QuantMoE-Bench: Examining Post-Training Quantization for Mixture-of-Experts
- URL: http://arxiv.org/abs/2406.08155v2
- Date: Tue, 25 Feb 2025 18:29:54 GMT
- Title: QuantMoE-Bench: Examining Post-Training Quantization for Mixture-of-Experts
- Authors: Pingzhi Li, Xiaolong Jin, Zhen Tan, Yu Cheng, Tianlong Chen,
- Abstract summary: Mixture-of-Experts (MoE) is a promising way to scale up the learning capacity of large language models.<n>MoE suffers from significant memory overheads due to the vast parameter size.<n>Post-training quantization offers a powerful approach for model compression.

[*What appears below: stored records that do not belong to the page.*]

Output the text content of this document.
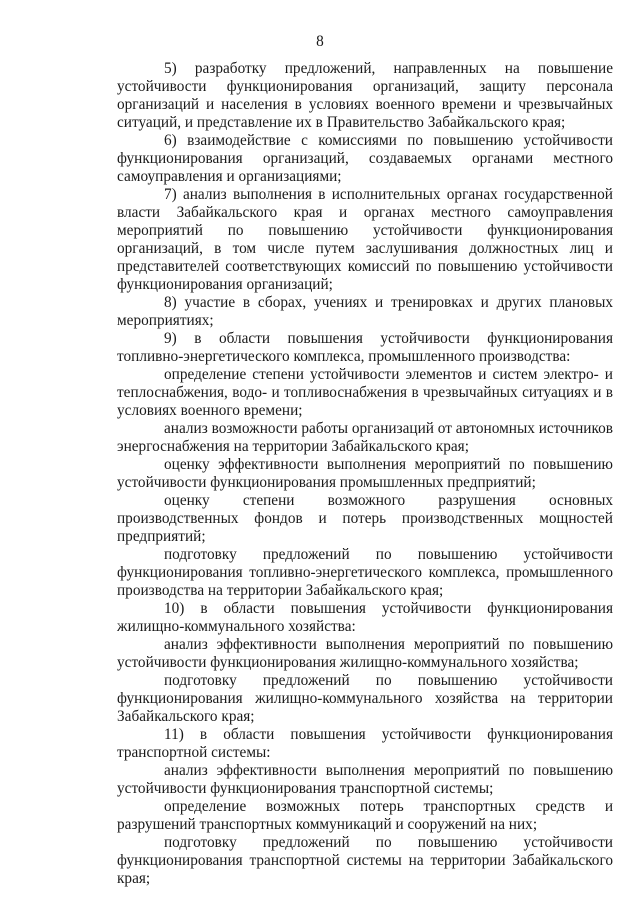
8

5) разработку предложений, направленных на повышение устойчивости функционирования организаций, защиту персонала организаций и населения в условиях военного времени и чрезвычайных ситуаций, и представление их в Правительство Забайкальского края;

6) взаимодействие с комиссиями по повышению устойчивости функционирования организаций, создаваемых органами местного самоуправления и организациями;

7) анализ выполнения в исполнительных органах государственной власти Забайкальского края и органах местного самоуправления мероприятий по повышению устойчивости функционирования организаций, в том числе путем заслушивания должностных лиц и представителей соответствующих комиссий по повышению устойчивости функционирования организаций;

8) участие в сборах, учениях и тренировках и других плановых мероприятиях;

9) в области повышения устойчивости функционирования топливно-энергетического комплекса, промышленного производства:

определение степени устойчивости элементов и систем электро- и теплоснабжения, водо- и топливоснабжения в чрезвычайных ситуациях и в условиях военного времени;

анализ возможности работы организаций от автономных источников энергоснабжения на территории Забайкальского края;

оценку эффективности выполнения мероприятий по повышению устойчивости функционирования промышленных предприятий;

оценку степени возможного разрушения основных производственных фондов и потерь производственных мощностей предприятий;

подготовку предложений по повышению устойчивости функционирования топливно-энергетического комплекса, промышленного производства на территории Забайкальского края;

10) в области повышения устойчивости функционирования жилищно-коммунального хозяйства:

анализ эффективности выполнения мероприятий по повышению устойчивости функционирования жилищно-коммунального хозяйства;

подготовку предложений по повышению устойчивости функционирования жилищно-коммунального хозяйства на территории Забайкальского края;

11) в области повышения устойчивости функционирования транспортной системы:

анализ эффективности выполнения мероприятий по повышению устойчивости функционирования транспортной системы;

определение возможных потерь транспортных средств и разрушений транспортных коммуникаций и сооружений на них;

подготовку предложений по повышению устойчивости функционирования транспортной системы на территории Забайкальского края;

- Score: 47.01697456105496
- License: http://arxiv.org/licenses/nonexclusive-distrib/1.0/
- Abstract: Mixture-of-Experts (MoE) is a promising way to scale up the learning capacity of large language models. It increases the number of parameters while keeping FLOPs nearly constant during inference through sparse activation. Yet, it still suffers from significant memory overheads due to the vast parameter size, necessitating model compression techniques. Post-training quantization offers a powerful approach for model compression. Existing methods adopt a fixed quantization precision for the entire MoE model. This rigid setup can lead to suboptimal performance, without considering the inherent sparse structure. For example, MoE's sparse routing mechanism leads to different activation patterns, where shared experts are accessed by all tokens while token-conditioned experts are selectively activated. This activation disparity suggests different quantization requirements, with consistently activated shared experts potentially needing higher precision to maintain model quality. In this paper, we study a fine-grained precision setup for MoE quantization. We explore MoE structure-aware quantization heuristics, ranging from coarse (e.g., MoE layers) to fine granularity (e.g., linear layers). Our investigations reveal critical principles, where different MoE structures require varying numbers of bits for effective quantization. Conclusions are supported by extensive benchmarking across two representative MoE models and six tasks including commonsense reasoning and natural language understanding. We further show that an MoE quantized in a fined-grained mixed precision achieved state-of-the-art 65.35% performance on average compared to the baseline 64.30% (i.e., GPTQ). Moreover, based on the findings, we introduce novel data-driven techniques for optimizing bit allocation in MoE quantization, including the outlier-aware linear layer scorer and MoE block importance predictor.